I have the following problem in general topology:
Prove that any open subspace of a separable space is separable.
I know a similar question has been answered here, but mine needs to be proven without metric spaces and open balls, as it's a general topology problem.
Is the following solution sufficient:
Let $O$ be an open subset of the separable space, and let $D$ be the countable dense set in $X$. Consider any open neighborhood $G$ of a point $x \in O$ with the constraint that $G$ be contained in $O$ (since $O$ is open, this can always be done). Since $D$ is dense in $X$; $G \cap O \neq \emptyset $. Therefore, any open neighborhood of a point in $O$ contains an element of $D$. This means $D$ is dense in $O$, therefore $O$ is separable.
Best Answer
It doesn't work as nothing in your proof guarantees that $D \subseteq O$.

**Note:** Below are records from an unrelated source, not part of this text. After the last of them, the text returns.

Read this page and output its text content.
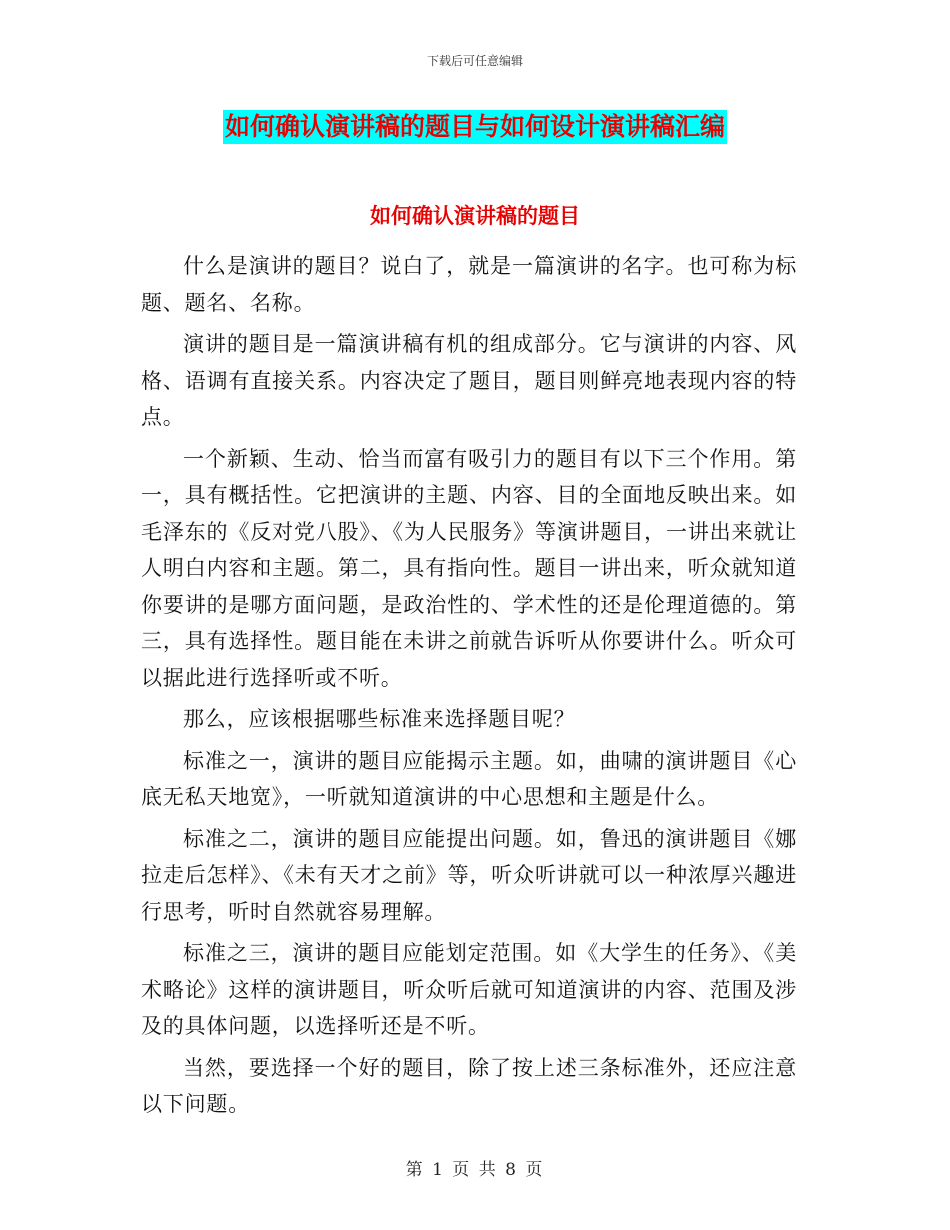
下载后可任意编辑
如何确认演讲稿的题目与如何设计演讲稿汇编
如何确认演讲稿的题目

什么是演讲的题目？说白了，就是一篇演讲的名字。也可称为标题、题名、名称。

演讲的题目是一篇演讲稿有机的组成部分。它与演讲的内容、风格、语调有直接关系。内容决定了题目，题目则鲜亮地表现内容的特点。

一个新颖、生动、恰当而富有吸引力的题目有以下三个作用。第一，具有概括性。它把演讲的主题、内容、目的全面地反映出来。如毛泽东的《反对党八股》、《为人民服务》等演讲题目，一讲出来就让人明白内容和主题。第二，具有指向性。题目一讲出来，听众就知道你要讲的是哪方面问题，是政治性的、学术性的还是伦理道德的。第三，具有选择性。题目能在未讲之前就告诉听从你要讲什么。听众可以据此进行选择听或不听。

那么，应该根据哪些标准来选择题目呢？

标准之一，演讲的题目应能揭示主题。如，曲啸的演讲题目《心底无私天地宽》，一听就知道演讲的中心思想和主题是什么。

标准之二，演讲的题目应能提出问题。如，鲁迅的演讲题目《娜拉走后怎样》、《未有天才之前》等，听众听讲就可以一种浓厚兴趣进行思考，听时自然就容易理解。

标准之三，演讲的题目应能划定范围。如《大学生的任务》、《美术略论》这样的演讲题目，听众听后就可知道演讲的内容、范围及涉及的具体问题，以选择听还是不听。

当然，要选择一个好的题目，除了按上述三条标准外，还应注意以下问题。

第 1 页 共 8 页
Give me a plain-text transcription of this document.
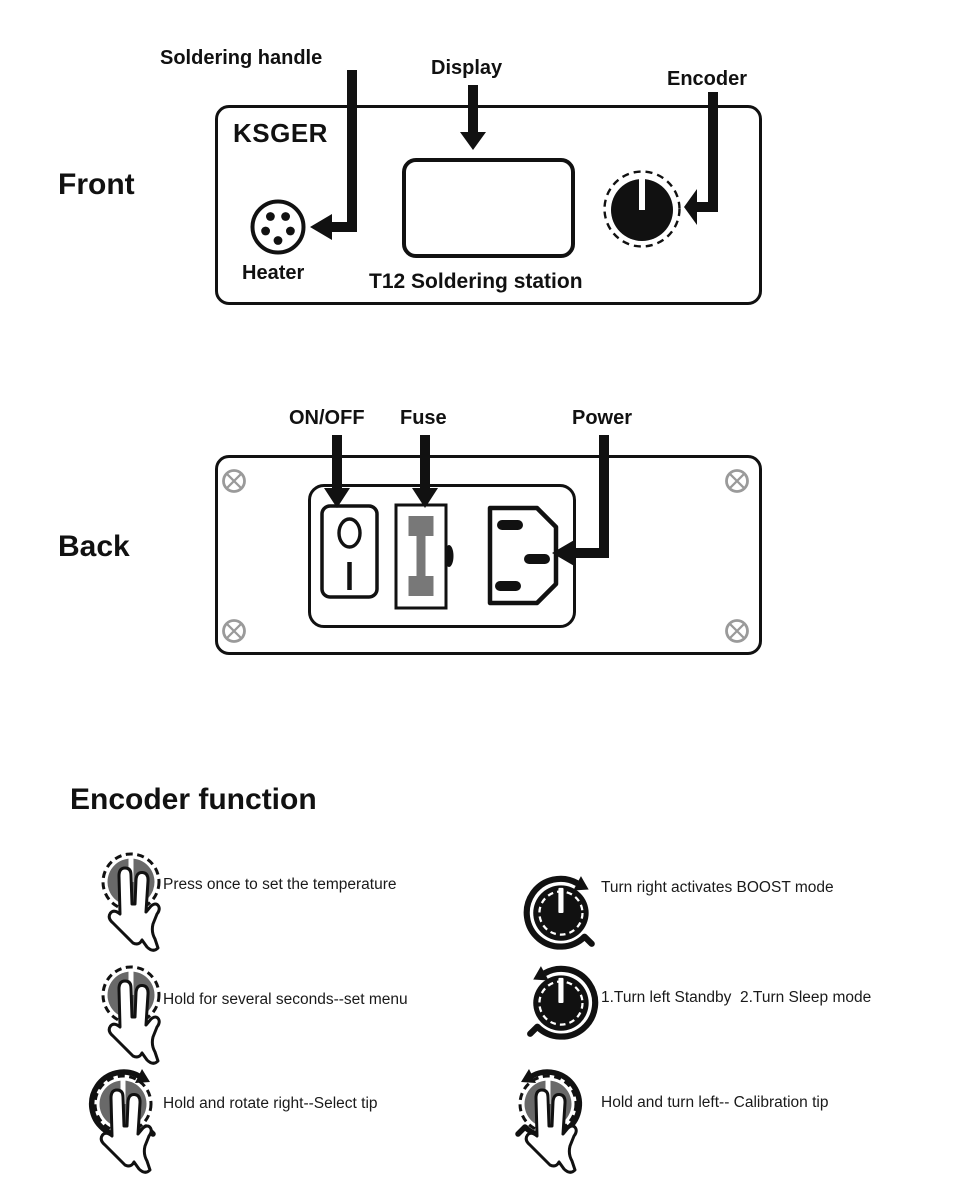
Soldering handle	Display	Encoder
Front
KSGER
T12 Soldering station
Heater
ON/OFF Fuse	Power
Back
Encoder function
Press once to set the temperature
Hold for several seconds--set menu
Hold and rotate right--Select tip
Turn right activates BOOST mode
1.Turn left Standby  2.Turn Sleep mode
Hold and turn left-- Calibration tip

Rather, you should show that $D \cap O$ is a dense subset of $O$.
Here is a proof:
You just have to show that $D \cap O$ intersects any non-empty open $U$ of $O$.
So fix such a non-empty open $U$ of $O$. Because $O$ is open, $U$ is also open in $X$ and because $D$ is dense in $X$, we get $U \cap D \neq \emptyset$. But
$$U \cap D = (U \cap O) \cap D = U \cap (D \cap O)$$
so we get $U \cap (D\cap O) \neq \emptyset$, as desired.